Civil Encounters: Exploring “Other” Urbanisms – Michael Martin
The Spring 2019 Urban Design Colloquium: Questions of Civility takes as its overarching theme the notion of “civility” – considering civic topics from a variety of standpoints.
In the West, we tend to perceive our urban historical trajectories as representing the norm or the ideal. Other urbanisms – particularly the informalities characterized by developing countries – are positioned at the margins. The development trajectory of Cuba occupies an interesting position among these “other” urbanisms. Prior to the revolution, Cuba had already started along a trajectory that aimed to improve civil society for those most in need — offering the first cooperative, subsidized housing projects in the Western hemisphere (1911). Now, some 60 years since the revolution, Cubans are, more than ever, reaching out to establish common ground with the rest of the world. What might we learn through such civil (and civic) encounters?

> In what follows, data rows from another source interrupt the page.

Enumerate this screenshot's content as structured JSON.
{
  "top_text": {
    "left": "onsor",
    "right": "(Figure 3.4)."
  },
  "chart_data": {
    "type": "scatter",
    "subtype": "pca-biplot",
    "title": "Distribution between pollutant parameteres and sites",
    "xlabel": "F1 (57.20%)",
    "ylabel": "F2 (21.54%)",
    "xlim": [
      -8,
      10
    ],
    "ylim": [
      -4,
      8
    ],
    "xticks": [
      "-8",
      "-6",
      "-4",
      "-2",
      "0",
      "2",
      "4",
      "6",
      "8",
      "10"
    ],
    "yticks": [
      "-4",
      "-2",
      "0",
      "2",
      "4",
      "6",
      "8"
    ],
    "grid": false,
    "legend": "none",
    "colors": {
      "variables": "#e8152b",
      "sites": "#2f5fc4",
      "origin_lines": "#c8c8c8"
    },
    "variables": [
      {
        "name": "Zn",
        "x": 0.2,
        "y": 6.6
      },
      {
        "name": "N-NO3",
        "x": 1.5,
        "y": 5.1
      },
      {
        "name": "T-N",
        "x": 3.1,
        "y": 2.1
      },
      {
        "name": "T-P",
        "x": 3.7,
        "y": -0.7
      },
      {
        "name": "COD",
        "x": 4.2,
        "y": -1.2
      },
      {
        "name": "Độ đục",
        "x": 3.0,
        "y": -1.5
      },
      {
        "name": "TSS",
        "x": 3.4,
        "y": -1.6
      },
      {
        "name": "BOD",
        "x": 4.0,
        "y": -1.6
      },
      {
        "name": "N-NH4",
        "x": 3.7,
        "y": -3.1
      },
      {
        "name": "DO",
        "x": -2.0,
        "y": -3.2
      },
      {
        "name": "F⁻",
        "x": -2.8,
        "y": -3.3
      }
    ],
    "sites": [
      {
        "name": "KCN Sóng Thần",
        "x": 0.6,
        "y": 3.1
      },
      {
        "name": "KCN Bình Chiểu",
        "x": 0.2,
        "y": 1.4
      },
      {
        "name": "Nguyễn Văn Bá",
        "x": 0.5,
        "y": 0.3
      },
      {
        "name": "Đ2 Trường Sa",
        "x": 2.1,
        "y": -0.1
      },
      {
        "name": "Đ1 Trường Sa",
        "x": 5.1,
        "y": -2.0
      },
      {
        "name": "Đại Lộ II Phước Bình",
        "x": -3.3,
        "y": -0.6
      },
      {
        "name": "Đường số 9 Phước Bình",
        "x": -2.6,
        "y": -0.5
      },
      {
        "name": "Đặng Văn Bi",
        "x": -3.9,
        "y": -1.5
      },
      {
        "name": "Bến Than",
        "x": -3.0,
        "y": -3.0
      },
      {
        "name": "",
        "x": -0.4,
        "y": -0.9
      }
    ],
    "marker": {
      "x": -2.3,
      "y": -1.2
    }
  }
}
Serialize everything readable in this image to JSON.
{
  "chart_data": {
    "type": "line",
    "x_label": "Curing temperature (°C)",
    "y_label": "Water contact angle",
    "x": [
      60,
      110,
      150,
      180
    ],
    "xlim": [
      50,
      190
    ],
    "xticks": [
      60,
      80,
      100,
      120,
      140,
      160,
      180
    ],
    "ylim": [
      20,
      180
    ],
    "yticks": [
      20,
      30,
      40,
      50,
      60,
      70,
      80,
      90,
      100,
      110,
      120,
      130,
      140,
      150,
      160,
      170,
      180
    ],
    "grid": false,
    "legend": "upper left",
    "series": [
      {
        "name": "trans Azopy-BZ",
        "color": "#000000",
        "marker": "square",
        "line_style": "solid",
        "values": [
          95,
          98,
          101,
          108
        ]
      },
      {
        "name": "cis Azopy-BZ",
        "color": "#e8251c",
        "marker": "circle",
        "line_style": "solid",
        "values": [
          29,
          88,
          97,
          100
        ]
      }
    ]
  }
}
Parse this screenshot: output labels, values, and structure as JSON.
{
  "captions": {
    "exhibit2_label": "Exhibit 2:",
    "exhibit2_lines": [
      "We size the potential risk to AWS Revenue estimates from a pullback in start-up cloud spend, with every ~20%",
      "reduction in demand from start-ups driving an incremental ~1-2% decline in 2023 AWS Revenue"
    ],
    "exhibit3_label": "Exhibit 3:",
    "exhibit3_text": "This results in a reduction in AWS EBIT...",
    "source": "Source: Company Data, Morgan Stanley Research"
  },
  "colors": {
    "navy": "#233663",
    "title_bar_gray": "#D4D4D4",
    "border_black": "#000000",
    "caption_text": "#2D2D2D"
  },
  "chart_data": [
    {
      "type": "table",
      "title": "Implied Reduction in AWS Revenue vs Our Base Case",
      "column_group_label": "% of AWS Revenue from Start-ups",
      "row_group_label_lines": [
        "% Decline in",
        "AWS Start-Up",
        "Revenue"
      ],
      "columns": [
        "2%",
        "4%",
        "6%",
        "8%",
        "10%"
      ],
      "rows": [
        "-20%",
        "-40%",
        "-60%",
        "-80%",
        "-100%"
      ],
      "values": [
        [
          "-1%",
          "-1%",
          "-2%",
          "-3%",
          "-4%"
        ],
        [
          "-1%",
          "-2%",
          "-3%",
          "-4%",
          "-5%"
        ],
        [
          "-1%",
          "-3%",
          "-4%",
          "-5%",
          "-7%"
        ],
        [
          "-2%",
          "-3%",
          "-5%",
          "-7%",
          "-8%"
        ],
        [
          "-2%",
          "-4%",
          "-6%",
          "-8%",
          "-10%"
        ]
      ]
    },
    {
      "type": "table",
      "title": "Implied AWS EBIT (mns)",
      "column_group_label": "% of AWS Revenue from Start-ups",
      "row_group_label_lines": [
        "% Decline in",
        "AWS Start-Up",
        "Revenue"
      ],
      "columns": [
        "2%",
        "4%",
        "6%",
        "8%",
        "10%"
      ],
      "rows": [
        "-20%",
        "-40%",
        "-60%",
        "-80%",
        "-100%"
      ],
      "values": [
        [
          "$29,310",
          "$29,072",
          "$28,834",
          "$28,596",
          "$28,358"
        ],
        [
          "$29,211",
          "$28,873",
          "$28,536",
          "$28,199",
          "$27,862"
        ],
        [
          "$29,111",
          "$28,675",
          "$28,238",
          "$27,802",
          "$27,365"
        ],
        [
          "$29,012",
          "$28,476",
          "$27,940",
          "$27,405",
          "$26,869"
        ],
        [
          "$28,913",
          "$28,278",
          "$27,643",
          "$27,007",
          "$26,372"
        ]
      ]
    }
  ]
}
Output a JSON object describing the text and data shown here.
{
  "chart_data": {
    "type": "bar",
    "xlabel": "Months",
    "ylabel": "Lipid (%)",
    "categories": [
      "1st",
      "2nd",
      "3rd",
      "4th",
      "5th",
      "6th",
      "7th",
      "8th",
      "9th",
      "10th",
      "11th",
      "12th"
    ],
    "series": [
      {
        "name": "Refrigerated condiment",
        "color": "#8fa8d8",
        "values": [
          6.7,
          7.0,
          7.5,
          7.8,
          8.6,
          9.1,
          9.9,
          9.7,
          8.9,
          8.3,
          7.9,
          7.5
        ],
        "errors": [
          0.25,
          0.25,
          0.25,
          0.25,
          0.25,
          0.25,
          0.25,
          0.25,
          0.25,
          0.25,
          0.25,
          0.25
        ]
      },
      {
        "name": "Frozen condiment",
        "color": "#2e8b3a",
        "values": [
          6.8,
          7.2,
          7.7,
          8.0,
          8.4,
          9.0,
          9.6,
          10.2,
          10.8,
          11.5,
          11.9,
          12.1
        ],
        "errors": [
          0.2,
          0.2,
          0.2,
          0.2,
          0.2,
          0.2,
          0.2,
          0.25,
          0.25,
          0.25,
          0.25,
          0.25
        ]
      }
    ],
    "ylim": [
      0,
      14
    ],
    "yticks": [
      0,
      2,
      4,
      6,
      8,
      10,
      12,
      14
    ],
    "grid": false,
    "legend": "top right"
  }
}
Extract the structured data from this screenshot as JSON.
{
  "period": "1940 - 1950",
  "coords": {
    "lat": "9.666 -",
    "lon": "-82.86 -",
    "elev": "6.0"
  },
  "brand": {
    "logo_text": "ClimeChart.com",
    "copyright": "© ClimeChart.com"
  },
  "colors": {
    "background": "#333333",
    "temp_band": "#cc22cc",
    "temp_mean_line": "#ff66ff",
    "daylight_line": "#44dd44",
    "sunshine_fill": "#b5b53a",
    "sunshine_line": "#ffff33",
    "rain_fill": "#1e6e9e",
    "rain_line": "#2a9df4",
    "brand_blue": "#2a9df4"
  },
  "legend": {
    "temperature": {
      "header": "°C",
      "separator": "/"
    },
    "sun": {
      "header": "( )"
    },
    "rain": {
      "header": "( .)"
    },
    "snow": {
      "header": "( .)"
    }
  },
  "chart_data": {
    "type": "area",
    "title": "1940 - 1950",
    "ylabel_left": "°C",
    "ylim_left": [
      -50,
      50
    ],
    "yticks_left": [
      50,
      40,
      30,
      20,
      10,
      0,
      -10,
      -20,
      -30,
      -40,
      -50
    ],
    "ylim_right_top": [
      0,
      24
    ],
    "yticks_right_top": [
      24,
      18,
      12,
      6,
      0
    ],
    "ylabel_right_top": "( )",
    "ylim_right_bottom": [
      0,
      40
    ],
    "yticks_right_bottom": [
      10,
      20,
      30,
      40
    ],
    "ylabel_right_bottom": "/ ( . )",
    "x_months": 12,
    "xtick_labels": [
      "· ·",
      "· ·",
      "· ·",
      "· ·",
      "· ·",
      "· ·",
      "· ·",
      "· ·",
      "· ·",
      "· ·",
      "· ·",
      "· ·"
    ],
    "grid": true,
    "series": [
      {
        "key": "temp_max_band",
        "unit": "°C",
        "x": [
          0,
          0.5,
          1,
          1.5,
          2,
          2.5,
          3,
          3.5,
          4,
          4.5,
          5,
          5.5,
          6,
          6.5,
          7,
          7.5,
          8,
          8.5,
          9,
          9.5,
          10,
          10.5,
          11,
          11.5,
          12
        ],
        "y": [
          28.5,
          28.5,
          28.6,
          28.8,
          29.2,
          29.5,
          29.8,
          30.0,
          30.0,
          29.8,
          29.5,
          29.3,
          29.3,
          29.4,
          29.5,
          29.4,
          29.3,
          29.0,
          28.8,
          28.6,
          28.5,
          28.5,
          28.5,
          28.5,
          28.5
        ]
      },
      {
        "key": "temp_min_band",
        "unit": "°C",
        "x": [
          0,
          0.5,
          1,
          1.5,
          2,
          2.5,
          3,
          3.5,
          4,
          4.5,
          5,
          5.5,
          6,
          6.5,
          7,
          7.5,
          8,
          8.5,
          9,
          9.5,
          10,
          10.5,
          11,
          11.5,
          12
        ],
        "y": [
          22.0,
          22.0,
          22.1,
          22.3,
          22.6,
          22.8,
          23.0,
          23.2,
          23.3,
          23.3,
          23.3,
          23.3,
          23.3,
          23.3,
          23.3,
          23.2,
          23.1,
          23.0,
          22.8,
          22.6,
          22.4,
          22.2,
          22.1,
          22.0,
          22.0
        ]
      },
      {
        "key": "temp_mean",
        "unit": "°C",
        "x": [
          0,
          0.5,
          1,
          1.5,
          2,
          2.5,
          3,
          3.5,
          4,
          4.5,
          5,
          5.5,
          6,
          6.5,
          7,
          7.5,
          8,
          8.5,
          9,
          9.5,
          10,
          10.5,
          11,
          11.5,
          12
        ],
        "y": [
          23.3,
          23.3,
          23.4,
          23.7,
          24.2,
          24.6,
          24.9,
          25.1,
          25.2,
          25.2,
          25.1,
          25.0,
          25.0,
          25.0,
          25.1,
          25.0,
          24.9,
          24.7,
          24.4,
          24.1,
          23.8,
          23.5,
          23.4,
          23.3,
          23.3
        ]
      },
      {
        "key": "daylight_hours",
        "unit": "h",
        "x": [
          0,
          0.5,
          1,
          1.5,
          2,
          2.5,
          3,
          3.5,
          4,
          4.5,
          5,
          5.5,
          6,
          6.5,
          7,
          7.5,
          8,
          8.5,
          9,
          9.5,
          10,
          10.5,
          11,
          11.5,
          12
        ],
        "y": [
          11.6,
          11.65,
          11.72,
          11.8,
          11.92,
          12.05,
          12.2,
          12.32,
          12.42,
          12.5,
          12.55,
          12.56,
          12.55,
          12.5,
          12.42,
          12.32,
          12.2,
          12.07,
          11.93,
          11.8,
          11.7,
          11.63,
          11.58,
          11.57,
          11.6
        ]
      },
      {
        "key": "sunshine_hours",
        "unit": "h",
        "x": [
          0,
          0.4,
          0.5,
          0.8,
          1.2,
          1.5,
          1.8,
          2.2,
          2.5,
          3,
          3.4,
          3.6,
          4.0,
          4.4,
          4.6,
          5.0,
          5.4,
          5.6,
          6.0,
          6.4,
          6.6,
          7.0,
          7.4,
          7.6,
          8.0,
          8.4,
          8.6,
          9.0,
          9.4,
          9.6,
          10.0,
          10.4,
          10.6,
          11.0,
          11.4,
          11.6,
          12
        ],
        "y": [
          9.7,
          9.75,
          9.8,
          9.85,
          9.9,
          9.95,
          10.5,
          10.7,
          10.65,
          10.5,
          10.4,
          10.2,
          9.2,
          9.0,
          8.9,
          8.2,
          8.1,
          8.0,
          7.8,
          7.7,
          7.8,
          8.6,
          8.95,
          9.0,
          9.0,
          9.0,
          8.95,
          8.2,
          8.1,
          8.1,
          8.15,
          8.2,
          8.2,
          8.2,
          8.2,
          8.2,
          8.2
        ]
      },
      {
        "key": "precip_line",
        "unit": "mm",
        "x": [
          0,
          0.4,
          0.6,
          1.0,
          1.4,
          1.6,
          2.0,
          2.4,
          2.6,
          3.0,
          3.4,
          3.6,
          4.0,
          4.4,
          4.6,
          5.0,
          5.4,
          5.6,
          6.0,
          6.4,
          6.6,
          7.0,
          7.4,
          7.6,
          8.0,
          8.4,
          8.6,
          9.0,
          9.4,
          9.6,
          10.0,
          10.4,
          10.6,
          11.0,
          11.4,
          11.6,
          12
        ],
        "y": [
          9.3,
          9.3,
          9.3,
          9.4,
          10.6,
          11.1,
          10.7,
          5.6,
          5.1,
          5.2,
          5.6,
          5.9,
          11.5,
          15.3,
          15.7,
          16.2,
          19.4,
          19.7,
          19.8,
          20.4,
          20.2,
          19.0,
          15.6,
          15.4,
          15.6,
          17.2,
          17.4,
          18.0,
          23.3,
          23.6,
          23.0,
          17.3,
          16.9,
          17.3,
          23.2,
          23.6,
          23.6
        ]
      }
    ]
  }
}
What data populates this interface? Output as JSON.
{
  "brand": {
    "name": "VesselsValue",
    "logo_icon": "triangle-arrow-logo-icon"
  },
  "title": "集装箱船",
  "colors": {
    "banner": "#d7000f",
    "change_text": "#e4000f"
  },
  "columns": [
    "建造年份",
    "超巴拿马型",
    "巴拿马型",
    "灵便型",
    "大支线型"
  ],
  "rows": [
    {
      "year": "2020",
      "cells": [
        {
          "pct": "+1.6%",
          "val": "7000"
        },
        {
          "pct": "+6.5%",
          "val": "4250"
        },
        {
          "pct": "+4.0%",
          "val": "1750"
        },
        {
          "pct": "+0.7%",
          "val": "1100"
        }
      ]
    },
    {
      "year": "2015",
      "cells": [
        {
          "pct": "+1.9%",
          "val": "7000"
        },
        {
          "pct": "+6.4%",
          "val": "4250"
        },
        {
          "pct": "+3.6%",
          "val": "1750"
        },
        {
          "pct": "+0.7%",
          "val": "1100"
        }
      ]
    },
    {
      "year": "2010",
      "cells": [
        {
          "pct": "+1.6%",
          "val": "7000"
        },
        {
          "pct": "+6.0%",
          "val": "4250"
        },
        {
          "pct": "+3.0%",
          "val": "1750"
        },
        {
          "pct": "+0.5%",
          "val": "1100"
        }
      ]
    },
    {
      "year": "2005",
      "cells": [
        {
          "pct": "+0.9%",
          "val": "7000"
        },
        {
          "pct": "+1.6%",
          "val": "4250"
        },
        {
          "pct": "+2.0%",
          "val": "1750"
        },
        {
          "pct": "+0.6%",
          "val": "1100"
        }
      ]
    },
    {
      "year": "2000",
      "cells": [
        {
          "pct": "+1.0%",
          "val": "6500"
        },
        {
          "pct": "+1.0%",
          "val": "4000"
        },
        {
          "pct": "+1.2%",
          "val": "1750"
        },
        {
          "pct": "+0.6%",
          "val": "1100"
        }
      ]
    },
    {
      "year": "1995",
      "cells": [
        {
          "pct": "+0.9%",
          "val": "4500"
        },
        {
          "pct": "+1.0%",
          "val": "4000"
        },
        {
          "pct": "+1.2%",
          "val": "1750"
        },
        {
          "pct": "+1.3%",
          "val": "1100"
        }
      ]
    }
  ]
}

In this final colloquium session, Michael Martin, a Milwaukee-based planner and adjunct professor at the University of Wisconsin-Milwaukee, will offer insights into the history of urbanization in Cuba. He will describe how Havana’s social housing experiments aim to improve dignity and self-respect among those with the greatest need. The talk acts as a precursor for those interested in the summer 2019 Urban Design Global Studio, which will visit Cuba. Taught by Ben Shirtcliff, associate professor of landscape architecture and urban design, and Luis Rico-Gutierrez, dean of the College of Design, the studio is open to all eligible students in the College of Design.